Director Jensen, whose screen credits are mostly in screenwriting, has directed Mikkelsen five times. He is confident that his long-time friend and collaborator has nailed it with his portrait of a conflicted military commander suddenly confronted with the death of a loved one, to which he cannot respond in his usual way.

“He can play anything, Mads.”

Granted, the actor has seemed up for anything since he began combining work in the international screen industry with the Danish film industry where he started. The many genres of movie in which he has appeared include young adult fiction like the Fantastic Beasts films and Chaos Walking, big noisy Hollywood blockbusters and a turn in a James Bond. The riveting, agonizing, intimate Danish dramas like the recent Another Round, Michael Kohlhaas, The Hunt and A Royal Affair, have continued all along.

I ask if Mikkelsen has he been pushing himself to test his limits. “No, I respond to screenplays and characters that I believe in, with directors I believe in. Like most actors I try to make a scene intimate, a situation the audience can relate to, whatever the film, Fantastic Beasts or Another Round.”

He takes the discussion back to the Riders’ difficult themes of revenge and conspiracy, adding that “if there is no meaning, we will try to find it, to find something. The human race is always fascinated with where it cannot find meaning.

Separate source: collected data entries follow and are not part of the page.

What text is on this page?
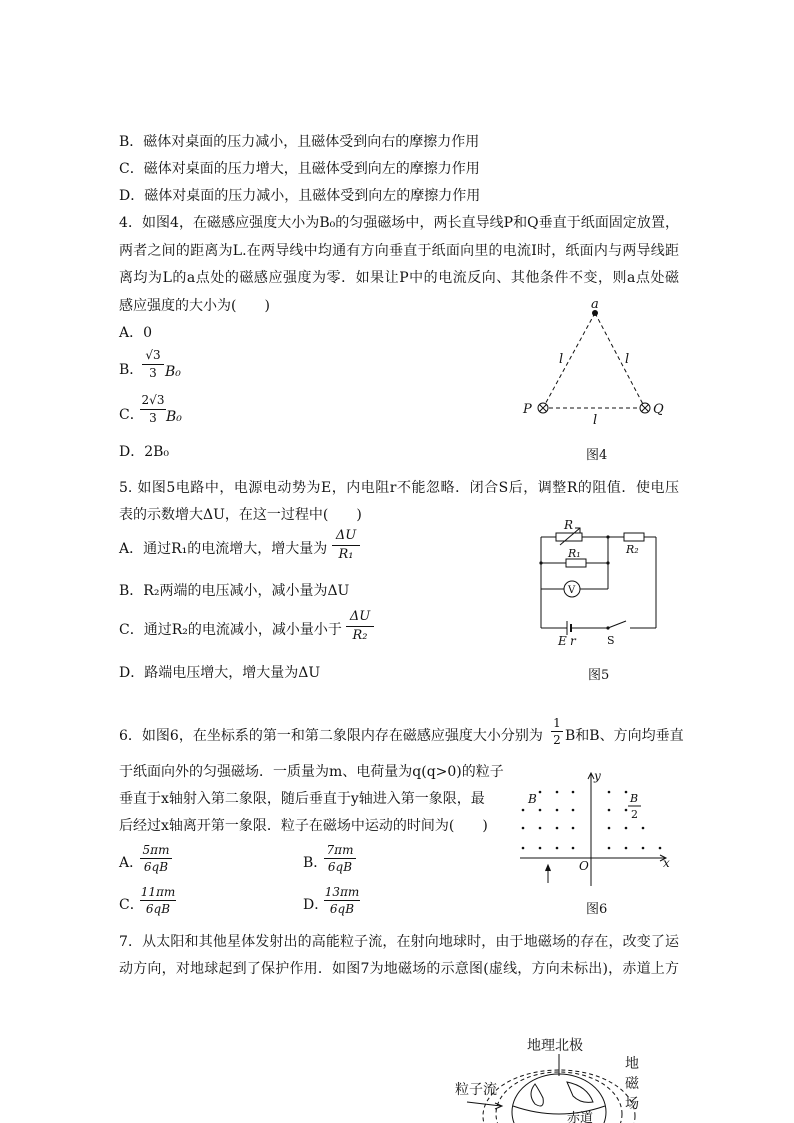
B．磁体对桌面的压力减小，且磁体受到向右的摩擦力作用
C．磁体对桌面的压力增大，且磁体受到向左的摩擦力作用
D．磁体对桌面的压力减小，且磁体受到向左的摩擦力作用
4．如图4，在磁感应强度大小为B₀的匀强磁场中，两长直导线P和Q垂直于纸面固定放置，
两者之间的距离为L.在两导线中均通有方向垂直于纸面向里的电流I时，纸面内与两导线距
离均为L的a点处的磁感应强度为零．如果让P中的电流反向、其他条件不变，则a点处磁
感应强度的大小为(　　)
A．0
B．
√3
3 B₀
C．
2√3
3 B₀
D．2B₀
a
P	Q
l	l
l
图4
5. 如图5电路中，电源电动势为E，内电阻r不能忽略．闭合S后，调整R的阻值．使电压
表的示数增大ΔU，在这一过程中(　　)
A．通过R₁的电流增大，增大量为
ΔU
R₁
B．R₂两端的电压减小，减小量为ΔU
C．通过R₂的电流减小，减小量小于
ΔU
R₂
D．路端电压增大，增大量为ΔU
R
R₁	R₂
V
E r	S
图5
6．如图6，在坐标系的第一和第二象限内存在磁感应强度大小分别为
1
2 B和B、方向均垂直
于纸面向外的匀强磁场．一质量为m、电荷量为q(q>0)的粒子
垂直于x轴射入第二象限，随后垂直于y轴进入第一象限，最
后经过x轴离开第一象限．粒子在磁场中运动的时间为(　　)
A．
5πm
6qB	B．
7πm
6qB
C．
11πm
6qB	D．
13πm
6qB
y
x
O
B	B
2
图6
7．从太阳和其他星体发射出的高能粒子流，在射向地球时，由于地磁场的存在，改变了运
动方向，对地球起到了保护作用．如图7为地磁场的示意图(虚线，方向未标出)，赤道上方
地理北极
粒子流
赤道
地
磁
场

Perhaps because if there’s no meaning, we don’t know why we’re here.”

It may not be possible for his character Markus, as a military commander, to resolve his deep hurt and anger. I say that he seems like a man with a very limited tool set for what he has just been served.

“Absolutely,” responds Mikkelsen. “He has learned from way back, from his father, definitely from the army, that he has to be the strongest man in the room. This is his biggest strength and his biggest weakness.”

Another journo asks whether Mikkelsen was interested in the study of a masculine character who found it easier to turn into an action hero than go into therapy. She mentioned that the actor has said he is resistant to the idea of therapy.

“I see a lot of him in me. …I’m not the kind of guy who needs to talk to people about what I’m thinking about.”

Uproarious, bleak humour, the hidden smile saying something that others are thinking

Some filmgoers may find the uproarious, bleak humour in Riders of Justice unsettling. So, what is it about the Danish sense of humour, that hidden smile about something taboo, the inappropriate jokes? Is it about saying what others are thinking, but too inhibited to express?

“I think that’s right. It’s a kind of humour you may also find in, say, Scotland and Australia.”

Jensen, the director, was impacted by a real-life tragedy himself, another event that made no sense. Early in the production of Riders of Justice, his teenage daughter died in a car accident, causing the filmmaker to fall into deep depression and suffer a nervous breakdown. It was, he says, the starting point for his movie.

“You can look to alcohol, to god, to pills… When you are angry and think that revenge is a meaningful way of regaining your life. That’s why I created this Markus character, facing PTSD, forced to face a life he’d been running away from.”

When asked what makes his lead actor so special, Jensen said he’s really good at picking up on other people’s psychology, at understanding why others behave the way they do. “Mads is good at so many things. Physically amazing, he can play comedy, and he’s a team player, the perfect actor.”

Then he pulled himself short with a light laugh, declaring he “wasn’t going to say any more nice things” about his friend and collaborator.  We all know he didn’t need to, and film audiences do too.